Il messaggio di The Substance
Nel film, Demi Moore interpreta una donna che si trova al centro di una narrativa inquietante e simbolica: un mondo in cui la bellezza femminile diventa una “sostanza” da possedere, controllare e sfruttare. La pellicola usa toni drammatici e surreali per riflettere su una realtà molto concreta: l’immagine della donna è spesso ridotta a un ideale giovanile, tanto da diventare una sorta di “merce”.
La scelta di Demi Moore non è casuale. L’attrice, icona di Hollywood negli anni ’90, ha vissuto in prima persona le pressioni dell’industria cinematografica, che tende a marginalizzare le attrici con il passare degli anni. La sua partecipazione al film assume quindi un significato simbolico, rappresentando una ribellione contro gli stereotipi che da decenni dominano il mondo del cinema e non solo.
L’ageismo e il doppio standard di genere
L’ageismo si manifesta in modo particolarmente feroce contro le donne, creando un doppio standard di genere: mentre gli uomini maturano e acquisiscono fascino, potere e autorevolezza con l’età, le donne vengono spesso considerate “scadute” o irrilevanti. Questo fenomeno è evidente nei media, dove ruoli significativi per attrici over 40 sono scarsi rispetto a quelli per i loro colleghi maschi.
La cultura pop perpetua questa narrativa: le donne che invecchiano vengono incoraggiate a nascondere i segni del tempo con interventi estetici e prodotti anti-età, come se l’invecchiamento fosse una colpa da espiare. Al contrario, gli uomini con i capelli grigi e le rughe sono celebrati come “distinti” e “affascinanti”.

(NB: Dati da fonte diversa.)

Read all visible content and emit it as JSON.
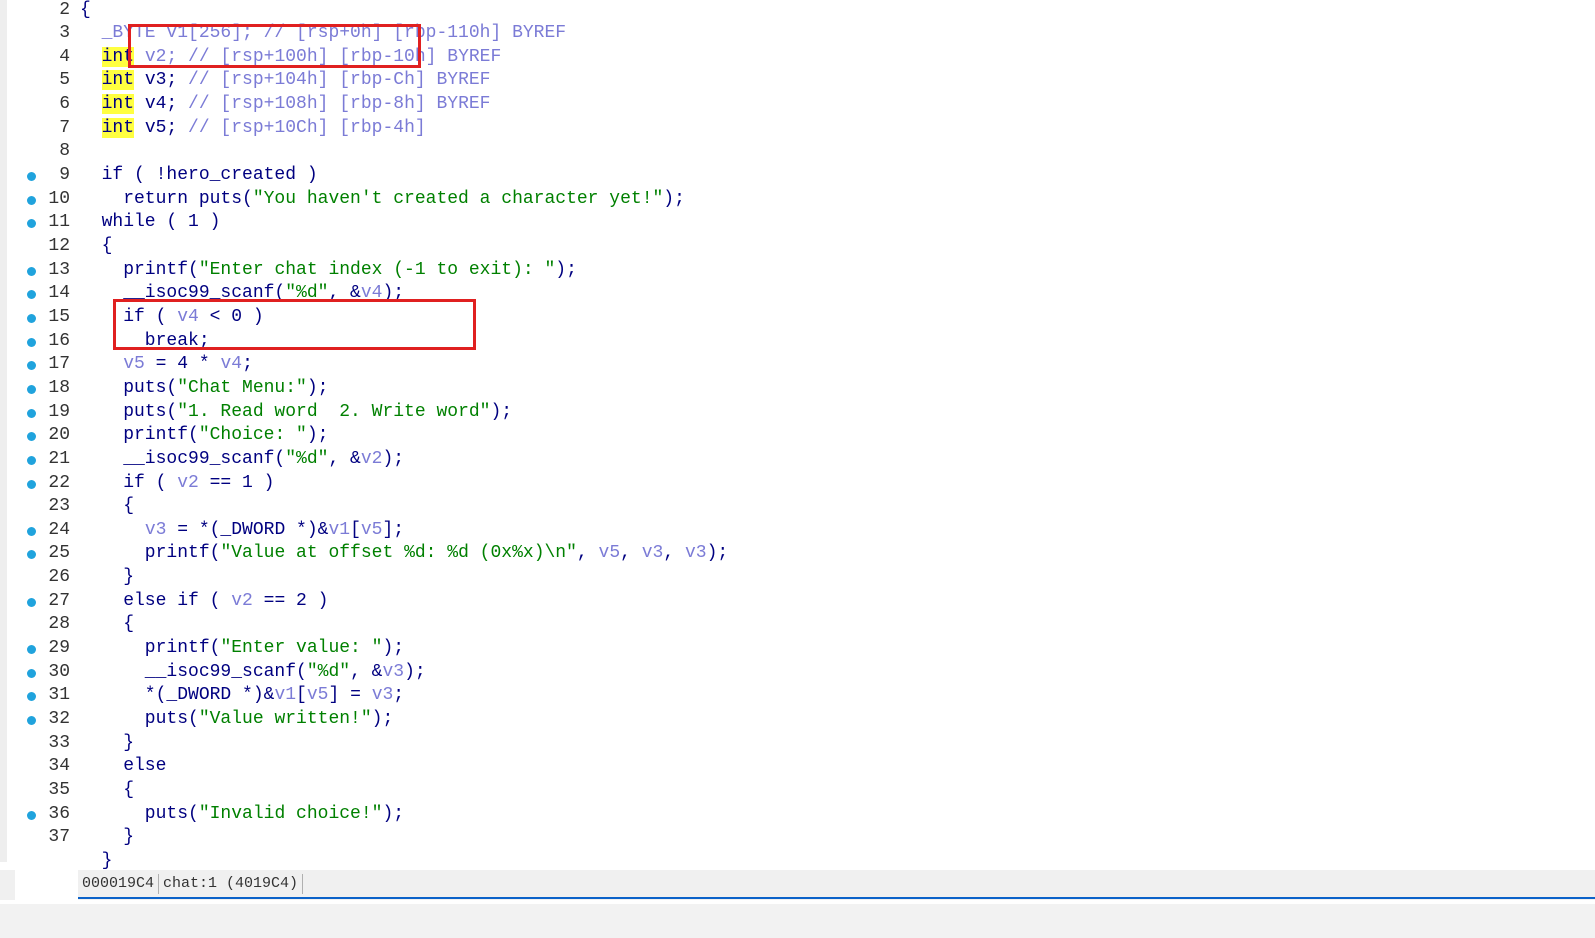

Il peso della bellezza e l’autodeterminazione femminile
The Substance non parla solo di ageismo, ma anche del prezzo che le donne pagano per aderire agli standard di bellezza imposti. La pressione sociale non si limita all’aspetto fisico: invecchiare significa spesso essere messe in discussione professionalmente, socialmente e persino a livello emotivo. Tuttavia, molte donne stanno ribaltando questa narrativa, scegliendo di invecchiare con autenticità e orgoglio, sfidando le aspettative e abbracciando l’età come una parte naturale della vita.
Un invito al cambiamento
Il film di Demi Moore è uno specchio di una realtà che deve essere affrontata. Contrastare l’ageismo richiede un cambiamento culturale profondo:
- Nei media: rappresentare donne di tutte le età con ruoli significativi, al di là degli stereotipi.
- Nella società: educare a una visione dell’invecchiamento come processo naturale e non come difetto.
- Nelle industrie della bellezza e del cinema: promuovere una maggiore inclusività e celebrare la diversità.